The video is only about a second long but shows the killing of American volunteer medic Pete Reed and a Ukrainian woman he was treating in Bakhmut, a town in eastern Ukraine that has been the target of a bloody Russian attack for months.

When viewed frame by frame, the footage is revealing.

A low-flying missile can be seen heading toward Reed’s white ambulance that was parked at the scene.

The images show that Reed was not killed by Russian shelling, as eyewitnesses had previously assumed.

Military experts say the missile seen in the footage bears all the hallmarks of a laser-guided anti-tank missile. Reed’s colleagues say the video, along with first-hand testimony, shows the group of international medics was deliberately targeted.

“They were chasing us,” said Erko Laidinen, a 35-year-old Estonian medic whose camera recorded the missile and explosion.

Erko Laidinen, a 35-year-old Estonian medic, and his team are in Ukraine helping victims of the war with Russia. Laidinen can be seen at vehicle.frontlinedoctors.org

When Laidinen’s medical team arrived on the scene on February 2 to treat a Ukrainian woman who had been injured by gunfire, another team led by Reed was already there.

Less than 10 seconds later, the missile hit Reed’s white van.

At that moment, Laidinen was still in his team’s ambulance, which he said was clearly marked with large medical-style crosses and was parked not far away.

The Estonian paramedic had turned on his camera a second before the explosion. Reeds are clearly visible.

He stands next to his ambulance, next to his colleagues. Next to him was the woman he wanted to treat.

Then a low-flying missile shoots in from right to left. ABC News viewed and verified the video.

“Those were the worst two seconds of my life,” Laidinen described the moment after the explosion.

Then he heard one of his team members scream.

“I was relieved,” he recalled. “It wasn’t pretty, but you could check if (his colleague) was alive.”

Laidinen said he and his seriously injured colleagues quickly took cover in a building. He believes that the team of international medics was repeatedly attacked by Russian forces even after the initial missile attack.

His camera had crashed to the ground in the first explosion as Laidinen got out of his vehicle for cover.

The camera image is black for the next 20 minutes; However, several nearby explosions were still recorded, which Laidinen believes were incoming Russian mortars.

Laidinen said he has additional dashcam footage that captures both the missile hitting Reed’s ambulance and a second missile being fired at a vehicle used to evacuate victims from the scene.

That second missile, he said, missed its target, hitting a nearby apartment building.

Estonian medic Erko Laidinen captured footage of an explosion that killed US medic Pete Reed on February 2 in the city of Bakhmut, Ukraine. frontlinedoctors.org

The dashcam video has not yet been released, but Laidinen said it has been turned over to Ukrainian police and the War Crimes Prosecutor’s Office, as well as Estonian and US authorities.
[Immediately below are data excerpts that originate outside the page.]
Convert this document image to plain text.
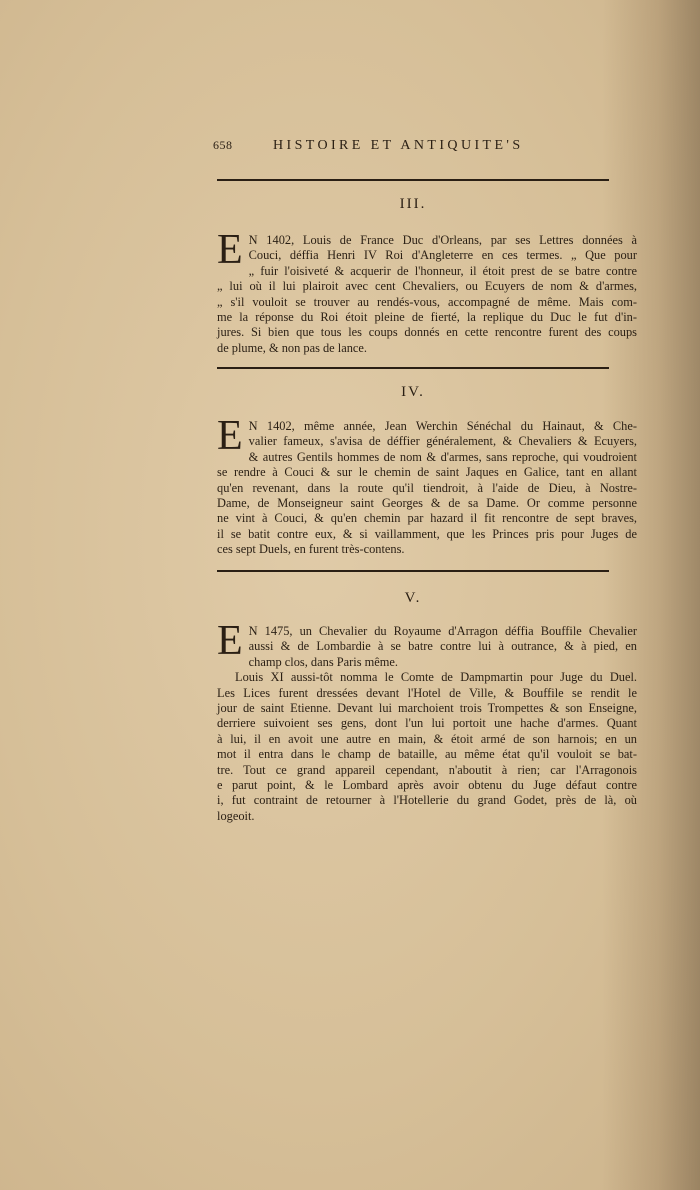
658	HISTOIRE ET ANTIQUITE'S
III.
E N 1402, Louis de France Duc d'Orleans, par ses Lettres données à
Couci, déffia Henri IV Roi d'Angleterre en ces termes. „ Que pour
„ fuir l'oisiveté & acquerir de l'honneur, il étoit prest de se batre contre
„ lui où il lui plairoit avec cent Chevaliers, ou Ecuyers de nom & d'armes,
„ s'il vouloit se trouver au rendés-vous, accompagné de même. Mais com-
me la réponse du Roi étoit pleine de fierté, la replique du Duc le fut d'in-
jures. Si bien que tous les coups donnés en cette rencontre furent des coups
de plume, & non pas de lance.
IV.
E N 1402, même année, Jean Werchin Sénéchal du Hainaut, & Che-
valier fameux, s'avisa de déffier généralement, & Chevaliers & Ecuyers,
& autres Gentils hommes de nom & d'armes, sans reproche, qui voudroient
se rendre à Couci & sur le chemin de saint Jaques en Galice, tant en allant
qu'en revenant, dans la route qu'il tiendroit, à l'aide de Dieu, à Nostre-
Dame, de Monseigneur saint Georges & de sa Dame. Or comme personne
ne vint à Couci, & qu'en chemin par hazard il fit rencontre de sept braves,
il se batit contre eux, & si vaillamment, que les Princes pris pour Juges de
ces sept Duels, en furent très-contens.
V.
E N 1475, un Chevalier du Royaume d'Arragon déffia Bouffile Chevalier
aussi & de Lombardie à se batre contre lui à outrance, & à pied, en
champ clos, dans Paris même.
Louis XI aussi-tôt nomma le Comte de Dampmartin pour Juge du Duel.
Les Lices furent dressées devant l'Hotel de Ville, & Bouffile se rendit le
jour de saint Etienne. Devant lui marchoient trois Trompettes & son Enseigne,
derriere suivoient ses gens, dont l'un lui portoit une hache d'armes. Quant
à lui, il en avoit une autre en main, & étoit armé de son harnois; en un
mot il entra dans le champ de bataille, au même état qu'il vouloit se bat-
tre. Tout ce grand appareil cependant, n'aboutit à rien; car l'Arragonois
e parut point, & le Lombard après avoir obtenu du Juge défaut contre
i, fut contraint de retourner à l'Hotellerie du grand Godet, près de là, où
logeoit.
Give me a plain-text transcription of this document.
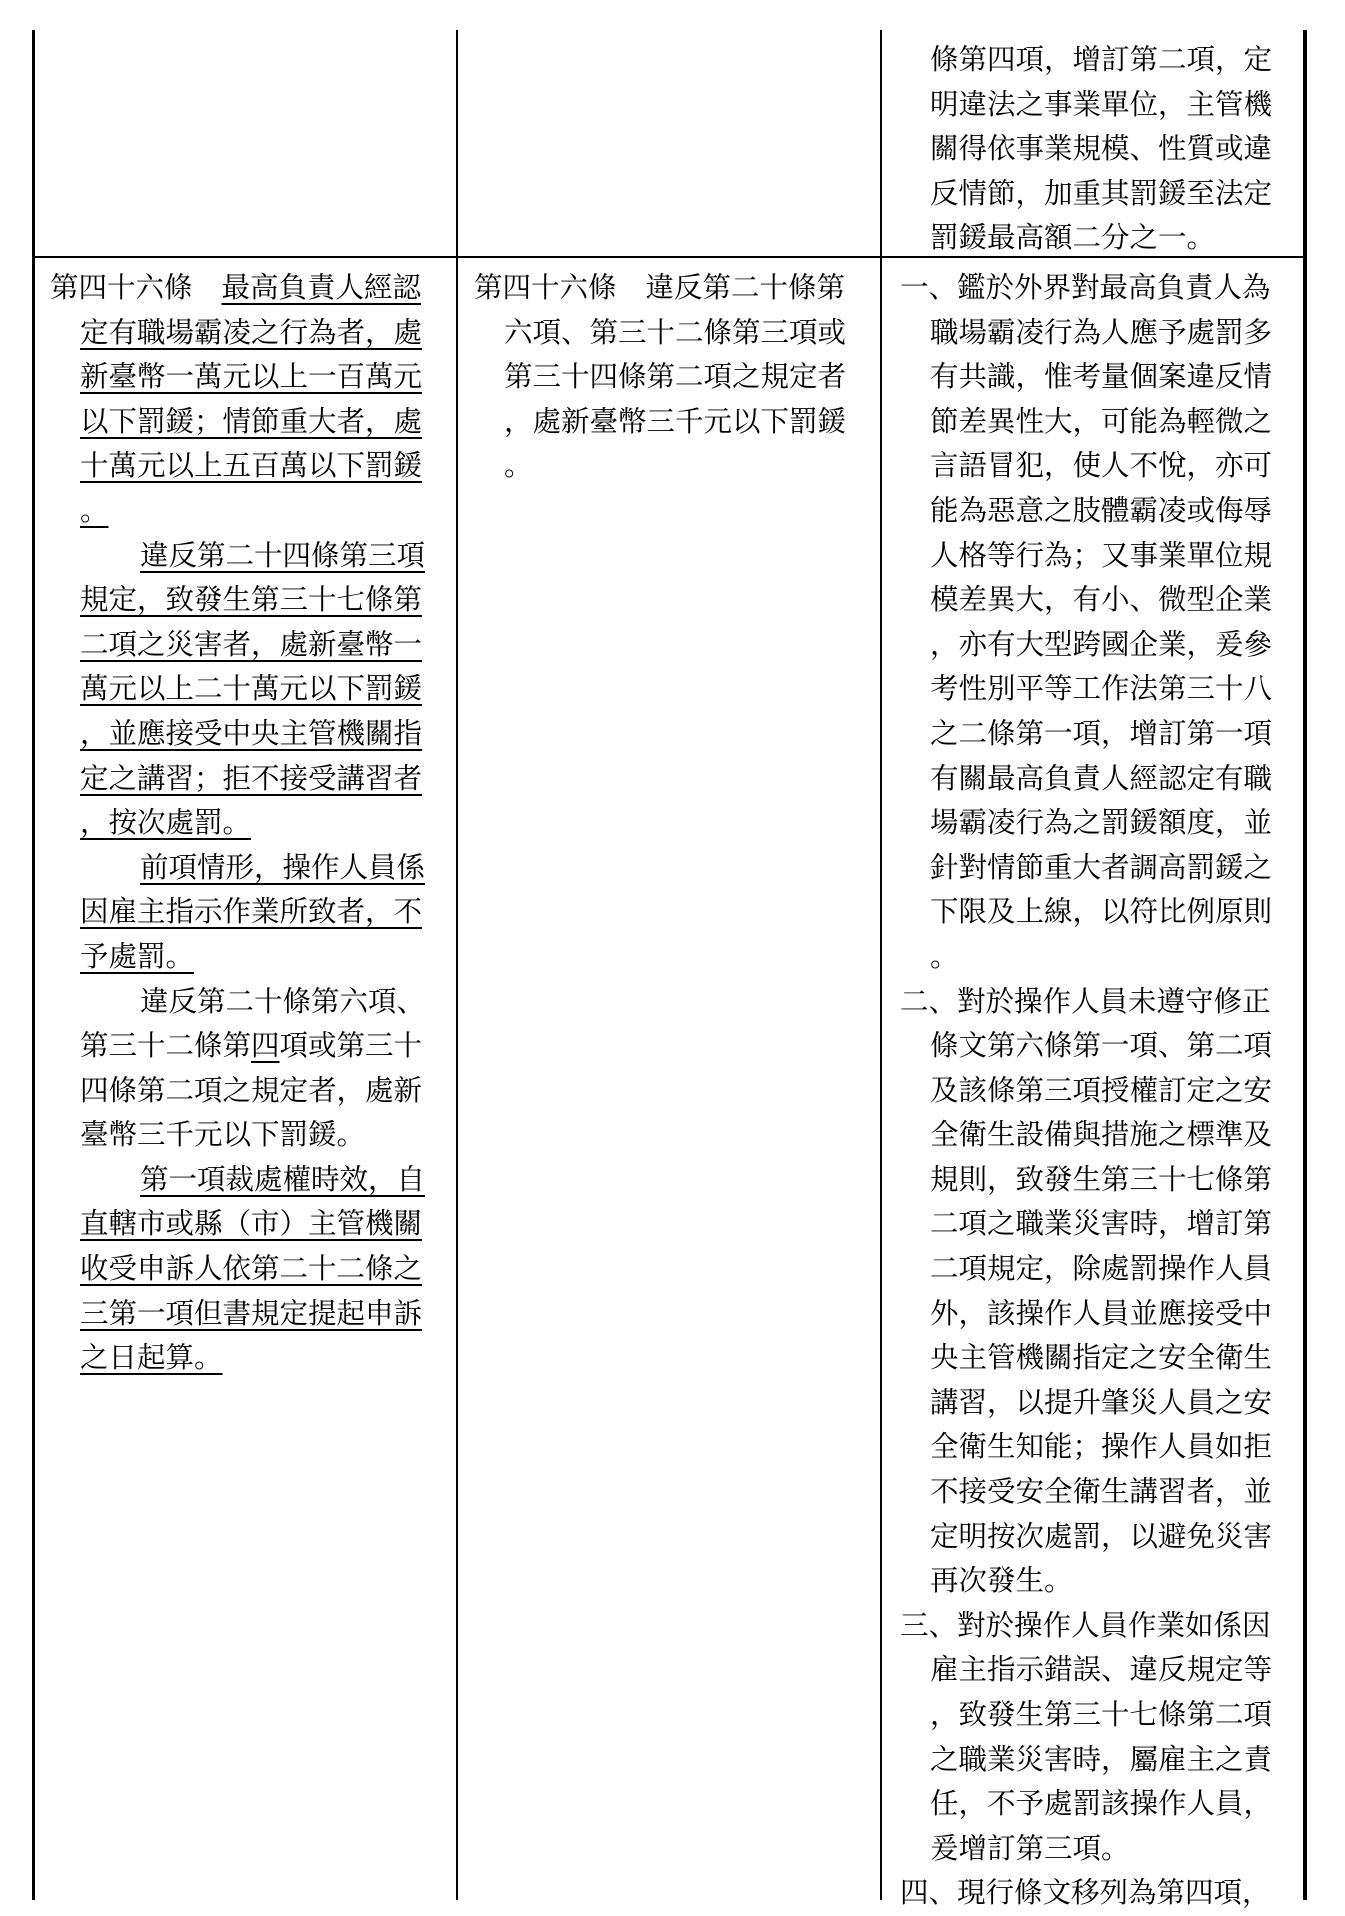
條第四項，增訂第二項，定
明違法之事業單位，主管機
關得依事業規模、性質或違
反情節，加重其罰鍰至法定
罰鍰最高額二分之一。
第四十六條 最高負責人經認
定有職場霸凌之行為者，處
新臺幣一萬元以上一百萬元
以下罰鍰；情節重大者，處
十萬元以上五百萬以下罰鍰
。
違反第二十四條第三項
規定，致發生第三十七條第
二項之災害者，處新臺幣一
萬元以上二十萬元以下罰鍰
，並應接受中央主管機關指
定之講習；拒不接受講習者
，按次處罰。
前項情形，操作人員係
因雇主指示作業所致者，不
予處罰。
違反第二十條第六項、
第三十二條第四項或第三十
四條第二項之規定者，處新
臺幣三千元以下罰鍰。
第一項裁處權時效，自
直轄市或縣（市）主管機關
收受申訴人依第二十二條之
三第一項但書規定提起申訴
之日起算。
第四十六條 違反第二十條第
六項、第三十二條第三項或
第三十四條第二項之規定者
，處新臺幣三千元以下罰鍰
。
一、鑑於外界對最高負責人為
職場霸凌行為人應予處罰多
有共識，惟考量個案違反情
節差異性大，可能為輕微之
言語冒犯，使人不悅，亦可
能為惡意之肢體霸凌或侮辱
人格等行為；又事業單位規
模差異大，有小、微型企業
，亦有大型跨國企業，爰參
考性別平等工作法第三十八
之二條第一項，增訂第一項
有關最高負責人經認定有職
場霸凌行為之罰鍰額度，並
針對情節重大者調高罰鍰之
下限及上線，以符比例原則
。
二、對於操作人員未遵守修正
條文第六條第一項、第二項
及該條第三項授權訂定之安
全衛生設備與措施之標準及
規則，致發生第三十七條第
二項之職業災害時，增訂第
二項規定，除處罰操作人員
外，該操作人員並應接受中
央主管機關指定之安全衛生
講習，以提升肇災人員之安
全衛生知能；操作人員如拒
不接受安全衛生講習者，並
定明按次處罰，以避免災害
再次發生。
三、對於操作人員作業如係因
雇主指示錯誤、違反規定等
，致發生第三十七條第二項
之職業災害時，屬雇主之責
任，不予處罰該操作人員，
爰增訂第三項。
四、現行條文移列為第四項，
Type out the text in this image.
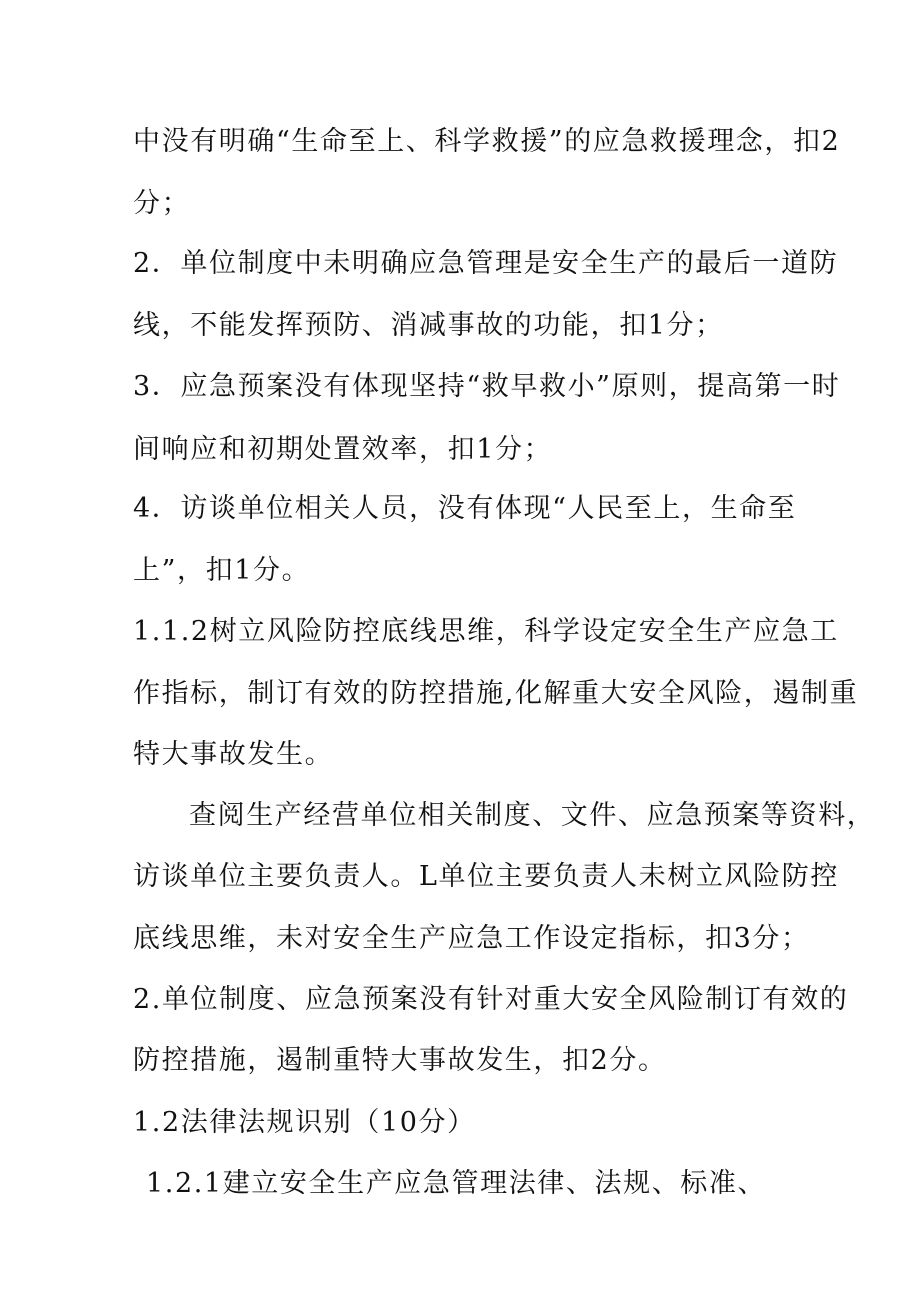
中没有明确“生命至上、科学救援”的应急救援理念，扣2
分；
2．单位制度中未明确应急管理是安全生产的最后一道防
线，不能发挥预防、消减事故的功能，扣1分；
3．应急预案没有体现坚持“救早救小”原则，提高第一时
间响应和初期处置效率，扣1分；
4．访谈单位相关人员，没有体现“人民至上，生命至
上”，扣1分。
1.1.2树立风险防控底线思维，科学设定安全生产应急工
作指标，制订有效的防控措施,化解重大安全风险，遏制重
特大事故发生。
查阅生产经营单位相关制度、文件、应急预案等资料，
访谈单位主要负责人。L单位主要负责人未树立风险防控
底线思维，未对安全生产应急工作设定指标，扣3分；
2.单位制度、应急预案没有针对重大安全风险制订有效的
防控措施，遏制重特大事故发生，扣2分。
1.2法律法规识别（10分）
1.2.1建立安全生产应急管理法律、法规、标准、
“The missile’s low, flat trajectory” and the fact that it was slow enough to be caught on video, suggest it was a anti-tank guided missile acted. Ganyard looked at the pictures.

Laidinen said it was apparent that the team were international volunteer medics working on site.

The cross on the back of Reed’s ambulance was covered in dirt, but crosses were visible on the side and front of that van and on all sides of Laidinen’s vehicle, he said.

As the video shows, Reed’s team wore civilian clothes. Laidinen said one team member was wearing a camouflage jacket.

It took Laidinen two days to get his phone and watch the video.

It then made clear “how dangerous it is” for a volunteer working near the front lines in Ukraine, he said.

“You can easily identify the missile in the picture,” he said.

There is no question that they were “targeted” on purpose, Laidinen emphasized.

“It’s laser controlled. There’s nothing to debate,” he said.

Laidinen said the Russian military knew a team of medics was on the scene responding to a civilian casualty.

“They have been waiting for us. They knew we were coming, that we were reacting,” he said. “It was a trap.”